Sesso H D, Kawachi I, Vokonas P S, Sparrow D
Department of Epidemiology, Harvard School of Public Health, Boston, Massachusetts 02115, USA.
Am J Cardiol. 1998 Oct 1;82(7):851-6. doi: 10.1016/s0002-9149(98)00491-3.
Increasing evidence supports an association between symptomatic depression and the risk of coronary heart disease (CHD), although no single study has compared multiple depression scales. We hypothesized that higher levels of symptomatic depression assessed from different depression scales were associated with the risk of CHD. We examined this relation in the Normative Aging Study, a prospective cohort of older men. A total of 1,305 men free of diagnosed CHD in 1986 completed the revised Minnesota Multiphasic Personality Inventory (MMPI-2). We categorized scores for the MMPI-2 D, MMPI-2 DEP, and Symptom Checklist-90 (SCL-90) depression scales. During an average 7.0 years of follow-up, 110 cases of incident CHD occurred, including 30 cases of nonfatal myocardial infarction, 20 cases of fatal CHD, and 60 cases of angina pectoris. Compared with men reporting the lowest level of depression, men in the highest level of depression had multivariate-adjusted relative risks of incident CHD (total CHD and angina) of 1.46 (95% confidence interval 0.83 to 2.57), 2.07 (95% confidence interval 1.13 to 3.81), and 1.73 (95% confidence interval 0.97 to 3.10) for the MMPI-2 D, MMPI-2 DEP, and SCL-90 scales, respectively. Similar RRs were obtained for each CHD subtype according to each depression scale. We found strong dose-response relations between level of depression measured by the MMPI-2 DEP scale and incidence of both angina pectoris (p value for trend, 0.039) and CHD (p value for trend, 0.016). Among older men, symptomatic depression measured by any of 3 depression scales may be positively associated with the risk of CHD.

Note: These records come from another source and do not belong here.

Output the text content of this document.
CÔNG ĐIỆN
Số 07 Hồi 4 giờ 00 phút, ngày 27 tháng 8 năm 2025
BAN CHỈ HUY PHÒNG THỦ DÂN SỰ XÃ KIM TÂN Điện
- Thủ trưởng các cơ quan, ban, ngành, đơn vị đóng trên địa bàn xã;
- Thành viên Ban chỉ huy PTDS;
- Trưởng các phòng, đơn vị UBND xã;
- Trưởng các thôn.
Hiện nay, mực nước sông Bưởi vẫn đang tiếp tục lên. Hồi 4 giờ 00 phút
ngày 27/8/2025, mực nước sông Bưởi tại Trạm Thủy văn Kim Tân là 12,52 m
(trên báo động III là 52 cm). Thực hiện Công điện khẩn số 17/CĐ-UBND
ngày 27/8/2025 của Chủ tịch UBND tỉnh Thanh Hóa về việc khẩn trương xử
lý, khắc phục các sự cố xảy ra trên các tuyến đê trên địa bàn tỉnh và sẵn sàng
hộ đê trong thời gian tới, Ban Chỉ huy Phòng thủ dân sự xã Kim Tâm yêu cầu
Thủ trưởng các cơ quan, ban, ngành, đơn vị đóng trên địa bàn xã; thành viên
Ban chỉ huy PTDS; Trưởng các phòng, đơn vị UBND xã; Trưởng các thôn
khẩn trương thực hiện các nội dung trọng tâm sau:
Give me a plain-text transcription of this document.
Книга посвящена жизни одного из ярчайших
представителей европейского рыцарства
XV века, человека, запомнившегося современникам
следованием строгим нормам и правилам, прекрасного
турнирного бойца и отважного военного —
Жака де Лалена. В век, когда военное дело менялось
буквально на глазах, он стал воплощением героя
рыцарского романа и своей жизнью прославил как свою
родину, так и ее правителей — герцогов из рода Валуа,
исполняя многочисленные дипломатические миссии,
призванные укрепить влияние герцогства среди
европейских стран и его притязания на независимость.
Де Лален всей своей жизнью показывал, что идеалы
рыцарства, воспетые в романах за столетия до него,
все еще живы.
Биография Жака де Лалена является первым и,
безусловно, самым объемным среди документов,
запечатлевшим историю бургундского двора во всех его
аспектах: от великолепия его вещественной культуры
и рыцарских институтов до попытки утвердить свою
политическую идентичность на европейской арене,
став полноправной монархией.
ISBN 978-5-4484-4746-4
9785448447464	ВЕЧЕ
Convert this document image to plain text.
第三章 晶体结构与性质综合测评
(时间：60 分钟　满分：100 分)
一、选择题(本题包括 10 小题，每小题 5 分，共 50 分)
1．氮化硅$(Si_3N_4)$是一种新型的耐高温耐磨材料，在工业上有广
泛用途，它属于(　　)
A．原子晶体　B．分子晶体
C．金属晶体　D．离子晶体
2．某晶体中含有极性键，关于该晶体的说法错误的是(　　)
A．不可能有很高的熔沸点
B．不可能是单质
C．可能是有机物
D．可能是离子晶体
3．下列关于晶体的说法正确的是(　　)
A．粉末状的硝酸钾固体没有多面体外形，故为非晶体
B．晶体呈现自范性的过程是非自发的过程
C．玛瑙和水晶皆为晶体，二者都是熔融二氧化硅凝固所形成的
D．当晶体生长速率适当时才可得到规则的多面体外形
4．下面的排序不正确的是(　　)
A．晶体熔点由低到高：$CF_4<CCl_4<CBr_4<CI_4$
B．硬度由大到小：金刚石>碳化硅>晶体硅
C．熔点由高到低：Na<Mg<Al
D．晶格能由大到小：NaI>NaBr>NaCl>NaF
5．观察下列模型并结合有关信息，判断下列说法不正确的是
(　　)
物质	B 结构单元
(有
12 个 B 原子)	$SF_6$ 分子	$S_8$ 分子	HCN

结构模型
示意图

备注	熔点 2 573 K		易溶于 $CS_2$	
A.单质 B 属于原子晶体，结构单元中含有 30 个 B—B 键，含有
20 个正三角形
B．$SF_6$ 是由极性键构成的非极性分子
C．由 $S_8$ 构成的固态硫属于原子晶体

越来越多的证据支持有症状的抑郁症与冠心病(CHD)风险之间存在关联,尽管尚无单一研究对多种抑郁量表进行比较。我们假设,通过不同抑郁量表评估出的较高水平的有症状抑郁症与冠心病风险相关。我们在“规范老化研究”中检验了这种关系,该研究是一个老年男性前瞻性队列。1986年,共有1305名未被诊断患有冠心病的男性完成了修订版明尼苏达多相人格调查表(MMPI-2)。我们对MMPI-2 D、MMPI-2 DEP和症状自评量表90(SCL-90)抑郁量表的得分进行了分类。在平均7.0年的随访期间,发生了110例冠心病事件,包括30例非致命性心肌梗死、20例致命性冠心病和60例心绞痛。与报告抑郁症水平最低的男性相比,抑郁症水平最高的男性发生冠心病(总冠心病和心绞痛)的多变量调整相对风险,在MMPI-2 D量表、MMPI-2 DEP量表和SCL-90量表中分别为1.46(95%置信区间0.83至2.57)、2.07(95%置信区间1.13至3.81)和1.73(95%置信区间0.97至3.10)。根据每种抑郁量表,每种冠心病亚型也获得了类似的相对风险。我们发现,通过MMPI-2 DEP量表测量的抑郁症水平与心绞痛发病率(趋势p值为0.039)和冠心病发病率(趋势p值为0.016)之间存在强烈的剂量反应关系。在老年男性中,通过3种抑郁量表中的任何一种测量出的有症状抑郁症可能与冠心病风险呈正相关。